2) Querying node resources
The scontrol show node instruction can check the resource condition of the node and the current operation state of the node, and the lower graph can see that the huawei node has 192 CPU cores, 9 NPU cards and 785000M memory, and the current state of the node is idle and no operation runs on the node.
3) Querying partition resources
The scontrol show partition instruction can check the state of the partition, and the following figure shows that only one node of the huawei partition is provided, all accounts of the partition are allowed to submit jobs, 192 CPU cores are provided in the partition, and the like.
4) Submitting a job
The following figure demonstrates a command of the srun to submit a job, the command applies for a node, applies for 1 NPU card, runs a simple hostname command, and the job runs successfully and outputs the hostname of the node where the job runs.
5) Querying job status
The squeue command can check the job status, and the lower diagram shows that the job with the job number 158, the submitter is the user huawei, the current job status is running, and the job name is bash.

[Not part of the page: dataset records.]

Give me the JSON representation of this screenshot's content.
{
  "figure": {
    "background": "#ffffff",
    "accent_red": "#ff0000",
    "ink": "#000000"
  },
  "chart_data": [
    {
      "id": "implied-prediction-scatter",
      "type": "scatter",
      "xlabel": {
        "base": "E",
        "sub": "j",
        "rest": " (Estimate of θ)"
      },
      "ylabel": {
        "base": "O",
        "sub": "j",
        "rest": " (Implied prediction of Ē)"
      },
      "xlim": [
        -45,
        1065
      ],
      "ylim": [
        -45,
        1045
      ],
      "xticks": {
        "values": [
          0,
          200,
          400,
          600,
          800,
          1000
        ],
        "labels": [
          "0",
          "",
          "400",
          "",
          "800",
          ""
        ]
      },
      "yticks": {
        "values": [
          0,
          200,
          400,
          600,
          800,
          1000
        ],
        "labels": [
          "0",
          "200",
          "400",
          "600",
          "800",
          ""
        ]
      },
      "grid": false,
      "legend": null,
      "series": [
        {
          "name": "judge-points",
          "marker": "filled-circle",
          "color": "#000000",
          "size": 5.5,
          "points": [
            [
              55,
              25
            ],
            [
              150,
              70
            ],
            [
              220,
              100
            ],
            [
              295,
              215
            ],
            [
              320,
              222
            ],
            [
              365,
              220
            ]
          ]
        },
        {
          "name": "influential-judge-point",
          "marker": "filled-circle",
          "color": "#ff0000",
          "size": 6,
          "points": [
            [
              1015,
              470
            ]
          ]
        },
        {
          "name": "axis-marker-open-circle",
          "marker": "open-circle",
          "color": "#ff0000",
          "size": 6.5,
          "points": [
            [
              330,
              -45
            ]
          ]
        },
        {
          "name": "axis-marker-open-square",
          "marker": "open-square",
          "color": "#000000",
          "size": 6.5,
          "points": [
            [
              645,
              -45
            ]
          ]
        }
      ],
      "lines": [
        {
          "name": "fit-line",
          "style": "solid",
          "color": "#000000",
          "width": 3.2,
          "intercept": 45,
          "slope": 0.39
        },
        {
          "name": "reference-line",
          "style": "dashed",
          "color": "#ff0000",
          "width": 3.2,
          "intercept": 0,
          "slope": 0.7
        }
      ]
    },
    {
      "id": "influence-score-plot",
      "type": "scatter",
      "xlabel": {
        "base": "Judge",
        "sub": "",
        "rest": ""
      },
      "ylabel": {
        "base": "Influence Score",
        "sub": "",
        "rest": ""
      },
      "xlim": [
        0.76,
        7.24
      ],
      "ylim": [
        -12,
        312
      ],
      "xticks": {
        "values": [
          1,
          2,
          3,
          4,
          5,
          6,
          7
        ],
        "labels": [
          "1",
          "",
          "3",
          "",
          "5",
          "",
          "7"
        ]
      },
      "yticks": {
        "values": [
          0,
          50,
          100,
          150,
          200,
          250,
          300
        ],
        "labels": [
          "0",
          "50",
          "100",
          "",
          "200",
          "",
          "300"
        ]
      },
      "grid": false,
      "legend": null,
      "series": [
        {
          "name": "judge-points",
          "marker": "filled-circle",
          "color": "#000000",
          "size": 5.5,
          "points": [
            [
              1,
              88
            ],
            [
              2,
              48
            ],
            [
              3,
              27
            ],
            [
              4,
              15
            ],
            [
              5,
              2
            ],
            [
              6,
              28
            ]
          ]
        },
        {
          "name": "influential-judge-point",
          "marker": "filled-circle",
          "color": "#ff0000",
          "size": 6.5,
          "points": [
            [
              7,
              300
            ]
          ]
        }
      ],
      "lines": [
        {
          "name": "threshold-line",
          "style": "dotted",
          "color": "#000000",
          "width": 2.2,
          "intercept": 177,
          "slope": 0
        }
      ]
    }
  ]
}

The scontrol show job command can view the specific information of the job, the command in the figure can see that the job with the job number of 158 runs on the node of the huawei, the job submission time is 2021 year 1, 6 days 19:39:33, the QOS used by the job is normal, and the like.
6) Viewing job records
The sacct instruction can acquire data from the operating system to view the resource usage of the running or running job, and the instruction in the figure shows that the job 158 runs on the node huawei, uses 1 CPU core, and uses 1 NPU card.
Analysis of the job 158 shows that the job 158 runs at the huawei node, which has 8 NPU cards, but the job 158 only applies for 1 NPU card, which indicates that the present invention realizes that the SLURM schedules a single NPU node according to the NPU card instead of the whole node, and thus a node with 8 NPU cards can run 8 NPU job tasks at most simultaneously, which greatly improves the utilization rate of NPU resources, and also meets the requirement of the user for jobs with various requirements such as 1 NPU card, 2 NPU card, 4 NPU card, etc., and this fine-grained scheduling mode can improve the utilization rate of resources, meet the running of small tasks requiring NPU resources, and improve the job throughput rate of the whole cluster.

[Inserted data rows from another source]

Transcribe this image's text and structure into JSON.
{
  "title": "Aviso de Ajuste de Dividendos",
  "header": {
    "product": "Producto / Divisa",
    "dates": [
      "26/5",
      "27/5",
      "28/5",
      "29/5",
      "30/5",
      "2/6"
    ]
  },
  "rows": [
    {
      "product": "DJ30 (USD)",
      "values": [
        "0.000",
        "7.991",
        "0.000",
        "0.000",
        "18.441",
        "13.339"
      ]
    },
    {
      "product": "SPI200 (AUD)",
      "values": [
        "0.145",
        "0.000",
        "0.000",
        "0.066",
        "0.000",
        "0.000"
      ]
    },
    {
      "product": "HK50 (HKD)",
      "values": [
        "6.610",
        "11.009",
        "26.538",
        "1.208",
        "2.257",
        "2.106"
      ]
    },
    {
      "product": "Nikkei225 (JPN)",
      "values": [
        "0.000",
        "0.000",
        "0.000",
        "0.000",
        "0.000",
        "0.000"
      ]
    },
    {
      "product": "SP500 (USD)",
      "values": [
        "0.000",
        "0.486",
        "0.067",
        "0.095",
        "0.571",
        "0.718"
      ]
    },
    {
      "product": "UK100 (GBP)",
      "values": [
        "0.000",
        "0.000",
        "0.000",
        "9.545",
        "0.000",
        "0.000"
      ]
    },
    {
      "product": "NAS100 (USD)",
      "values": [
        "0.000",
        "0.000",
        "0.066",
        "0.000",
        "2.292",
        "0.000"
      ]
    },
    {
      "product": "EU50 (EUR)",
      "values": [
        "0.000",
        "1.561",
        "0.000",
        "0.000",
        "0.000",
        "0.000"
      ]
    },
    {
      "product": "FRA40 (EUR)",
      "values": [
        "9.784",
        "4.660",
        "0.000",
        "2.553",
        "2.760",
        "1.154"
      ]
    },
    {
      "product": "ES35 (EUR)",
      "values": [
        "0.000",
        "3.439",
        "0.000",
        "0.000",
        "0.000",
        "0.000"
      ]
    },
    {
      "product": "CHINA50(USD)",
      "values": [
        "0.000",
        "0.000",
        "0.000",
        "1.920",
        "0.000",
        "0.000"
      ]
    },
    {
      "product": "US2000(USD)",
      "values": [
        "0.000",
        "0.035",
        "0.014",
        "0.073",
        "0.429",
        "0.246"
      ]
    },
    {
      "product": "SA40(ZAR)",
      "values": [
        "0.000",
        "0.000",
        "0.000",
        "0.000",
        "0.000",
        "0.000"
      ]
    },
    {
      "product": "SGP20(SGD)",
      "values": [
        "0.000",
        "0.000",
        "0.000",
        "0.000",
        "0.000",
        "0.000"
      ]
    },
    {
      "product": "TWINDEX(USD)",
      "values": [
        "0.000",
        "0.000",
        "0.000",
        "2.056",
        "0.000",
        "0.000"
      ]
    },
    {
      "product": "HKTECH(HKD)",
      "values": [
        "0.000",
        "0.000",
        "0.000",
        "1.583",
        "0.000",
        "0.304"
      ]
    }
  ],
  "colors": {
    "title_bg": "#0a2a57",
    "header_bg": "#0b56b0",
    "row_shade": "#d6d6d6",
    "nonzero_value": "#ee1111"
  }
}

At present, tests in a plurality of high-performance computing clusters prove that the method can normally use a series of operations of querying cluster states, querying node resources, querying partition resources, submitting jobs, querying job states and the like, and all the operations can return results within 3 seconds.

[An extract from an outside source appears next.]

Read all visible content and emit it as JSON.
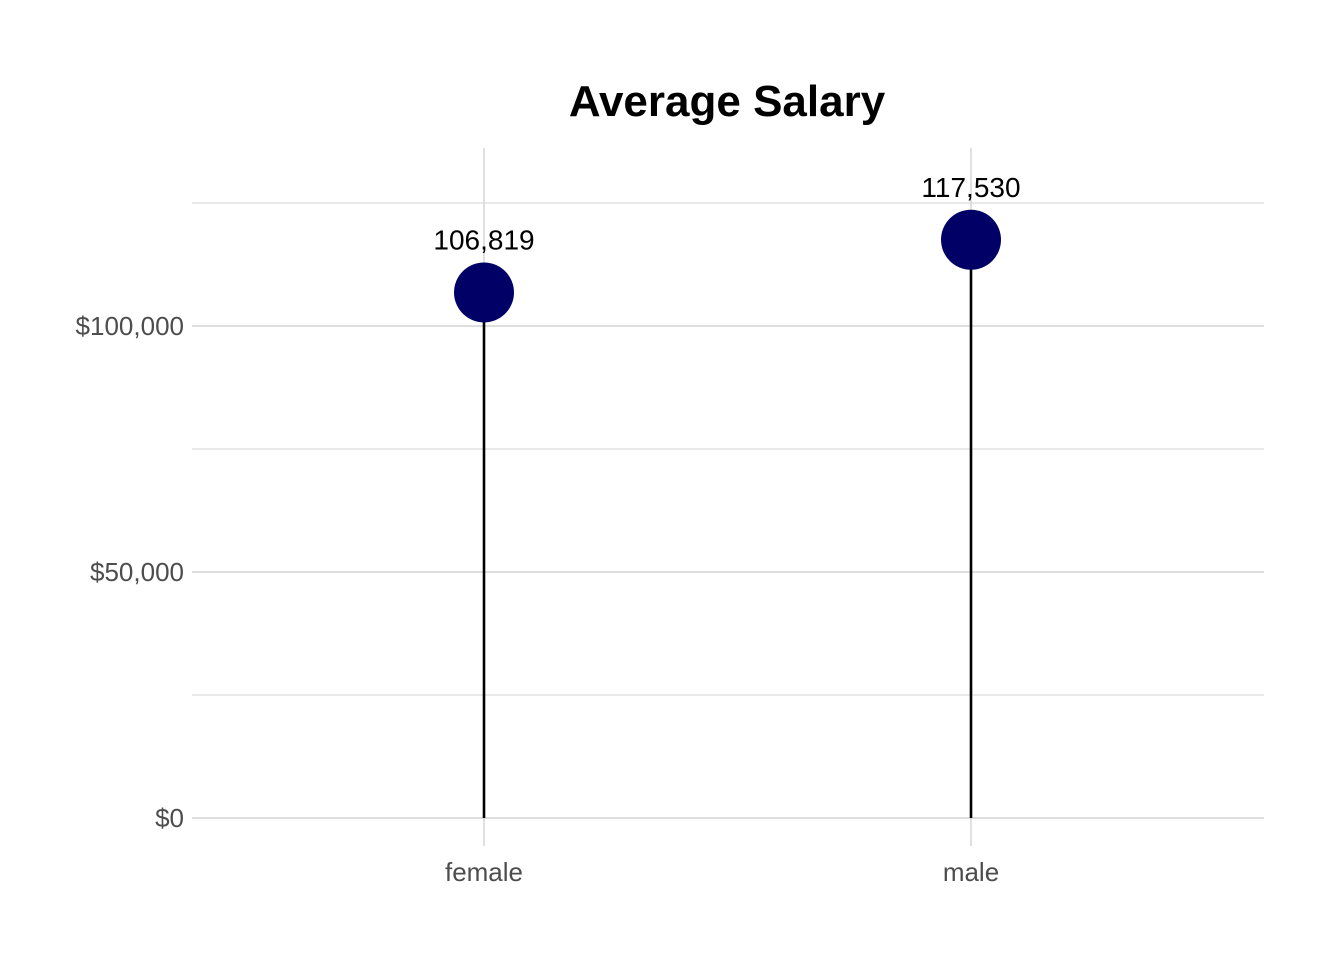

The cluster state is checked, the node resources are inquired, the partition resources are inquired, the instructions such as the job submitting and the like need the SLURM scheduler to acquire the resource state of the nodes (including the NPU nodes), the SLURM can check the node state regularly, if the nodes fail, the nodes can be removed from an available (idle) queue, the job state is set to an unavailable state (down), and the operations embody the management of the SLURM scheduler on the NPU node resources.
When an application NPU resource job is submitted, the SLURM needs to select a node which is most suitable for the job from a plurality of NPU nodes, and set the environment of the job and the node, so that the job can be successfully operated on the corresponding NPU node, and the scheduling function of the SLURM scheduler on the NPU resource is embodied.
Therefore, all commands required by a series of high-performance cluster management scheduling such as cluster state query, node resource query, partition resource query, job submission and job status query of the high-performance cluster including NPU resources are realized, and the management and scheduling method of SLURM to the upgrade processor (NPU) is also realized.